Oss et Le corps des bêtes forment un tout, ou plutôt sont une entité. Leurs univers forains et ésotériques se complètent, se répondent. Noé a grandi, est devenue mère, mais Le corps des bêtes n’est pas la suite d’Oss. Pas plus que l’adulte que nous devenons n’est nécessairement la suite de l’enfant que nous avons été. Le narratif d’Audrée est lucide. Si les équations étaient simples, il n’y aurait pas de littérature.

Dans Les sangs, les femmes de Féléor, elles, se sacrifient pour le plaisir de l’homme, sorte de métaphore excessive de la sexualité. Et le don est consentant.

Je jouis en continuant mes exercices, sans me toucher, rien qu’en pensant; je jouis de me trouver belle dans les yeux de l’homme imaginaire, et je jouis surtout de savoir que c’est dans la souffrance de tous mes membres que je suis vraiment désirable, quand les muscles sont tendus et le corps dessiné par l’effort. (Les sangs)

La violence dans Les sangs est ainsi moins dans le meurtre perpétué par l’ogre sur les femmes de sa vie, que dans la compétition qu’elles se livrent. C’est pour surpasser les autres femmes qu’elles acceptent de lui donner leur vie. Être inoubliables, mais surtout effacer les autres. La lutte est la nôtre.
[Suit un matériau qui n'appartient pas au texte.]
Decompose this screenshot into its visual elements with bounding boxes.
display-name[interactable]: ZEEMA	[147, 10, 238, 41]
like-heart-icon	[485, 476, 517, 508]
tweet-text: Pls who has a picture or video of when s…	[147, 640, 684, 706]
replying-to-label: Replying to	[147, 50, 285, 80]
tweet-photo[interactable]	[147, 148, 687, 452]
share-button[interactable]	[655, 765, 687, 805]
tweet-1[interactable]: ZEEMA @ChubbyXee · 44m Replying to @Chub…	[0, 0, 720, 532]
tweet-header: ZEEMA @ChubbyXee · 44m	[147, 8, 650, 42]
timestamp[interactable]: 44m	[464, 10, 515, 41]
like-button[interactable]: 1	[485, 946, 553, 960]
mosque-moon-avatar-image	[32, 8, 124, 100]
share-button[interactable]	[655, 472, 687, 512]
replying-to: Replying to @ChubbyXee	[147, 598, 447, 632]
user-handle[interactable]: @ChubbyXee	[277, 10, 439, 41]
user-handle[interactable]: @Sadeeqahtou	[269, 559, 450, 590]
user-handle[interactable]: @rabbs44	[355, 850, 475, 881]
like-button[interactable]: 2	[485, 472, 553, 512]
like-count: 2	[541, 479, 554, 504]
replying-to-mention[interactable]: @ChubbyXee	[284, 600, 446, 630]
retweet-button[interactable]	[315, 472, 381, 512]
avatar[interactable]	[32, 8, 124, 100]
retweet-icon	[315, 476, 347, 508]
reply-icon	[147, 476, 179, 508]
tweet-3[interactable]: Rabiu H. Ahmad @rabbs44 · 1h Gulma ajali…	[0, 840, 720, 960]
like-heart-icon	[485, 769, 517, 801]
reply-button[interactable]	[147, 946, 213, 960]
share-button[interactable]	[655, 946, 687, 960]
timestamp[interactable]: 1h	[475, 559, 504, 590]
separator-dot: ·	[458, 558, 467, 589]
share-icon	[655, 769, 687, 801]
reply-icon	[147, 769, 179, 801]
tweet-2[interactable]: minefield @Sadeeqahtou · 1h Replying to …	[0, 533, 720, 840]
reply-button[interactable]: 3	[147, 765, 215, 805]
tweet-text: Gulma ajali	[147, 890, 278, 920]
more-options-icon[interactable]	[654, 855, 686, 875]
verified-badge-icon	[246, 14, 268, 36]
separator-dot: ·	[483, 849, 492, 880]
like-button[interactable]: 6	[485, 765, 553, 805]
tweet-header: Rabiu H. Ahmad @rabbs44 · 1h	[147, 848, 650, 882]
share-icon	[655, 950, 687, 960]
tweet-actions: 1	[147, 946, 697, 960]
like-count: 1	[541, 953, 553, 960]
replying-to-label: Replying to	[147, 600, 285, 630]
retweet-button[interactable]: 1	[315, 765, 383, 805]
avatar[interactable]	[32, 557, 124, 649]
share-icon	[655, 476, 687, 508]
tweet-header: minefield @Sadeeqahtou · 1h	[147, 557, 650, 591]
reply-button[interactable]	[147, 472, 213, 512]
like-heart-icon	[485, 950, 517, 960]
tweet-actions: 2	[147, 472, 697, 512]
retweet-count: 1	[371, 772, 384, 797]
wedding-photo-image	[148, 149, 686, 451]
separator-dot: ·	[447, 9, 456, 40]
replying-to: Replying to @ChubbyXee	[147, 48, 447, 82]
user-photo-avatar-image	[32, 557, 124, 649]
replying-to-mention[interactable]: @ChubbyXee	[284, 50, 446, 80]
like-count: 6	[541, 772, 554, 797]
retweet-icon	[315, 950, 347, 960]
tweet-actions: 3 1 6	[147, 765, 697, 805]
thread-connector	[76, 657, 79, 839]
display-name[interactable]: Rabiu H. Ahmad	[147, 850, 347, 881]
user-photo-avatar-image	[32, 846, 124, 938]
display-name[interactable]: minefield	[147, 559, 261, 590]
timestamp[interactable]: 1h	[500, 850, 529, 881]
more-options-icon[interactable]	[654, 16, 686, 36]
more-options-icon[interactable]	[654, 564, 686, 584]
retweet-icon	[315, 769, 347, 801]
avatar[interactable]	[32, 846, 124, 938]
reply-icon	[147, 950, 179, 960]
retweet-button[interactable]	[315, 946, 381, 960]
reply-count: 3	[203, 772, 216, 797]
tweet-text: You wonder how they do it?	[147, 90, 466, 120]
Mais après qu’il m’aura tuée, aucune femme, ni riche, ni pauvre, ni belle, ni parfaite, ne pourra se mesurer à moi. Même pas vous à qui j’écris. Je serai la seule à occuper ses rêves. Personne n’y arrivera comme moi. (Les sangs)

De l’oralité du conte traditionnel reste un lyrisme. Le style d’Audrée aboutit dans Le corps des bêtes à une forme d’incantation claquante. La répétition se trouvait déjà dans les textes précédents, mais ce dernier texte assume davantage cette force de la formule. C’est pourtant celui où les personnages parlent le moins. Partout, la parole est déficiente. La voix du texte n’en est pas moins forte.

Les silences y sont retentissants, dérangeants, ils sont résistance et impertinence. La parole y est grognement, chanson, cri, râle. Le langage du corps rendu à l’esthétique.

En deux semaines, elle n’a pas dit un mot mais elle a chanté souvent, des chants dans une langue pleine d’accents secs. (Le corps des bêtes)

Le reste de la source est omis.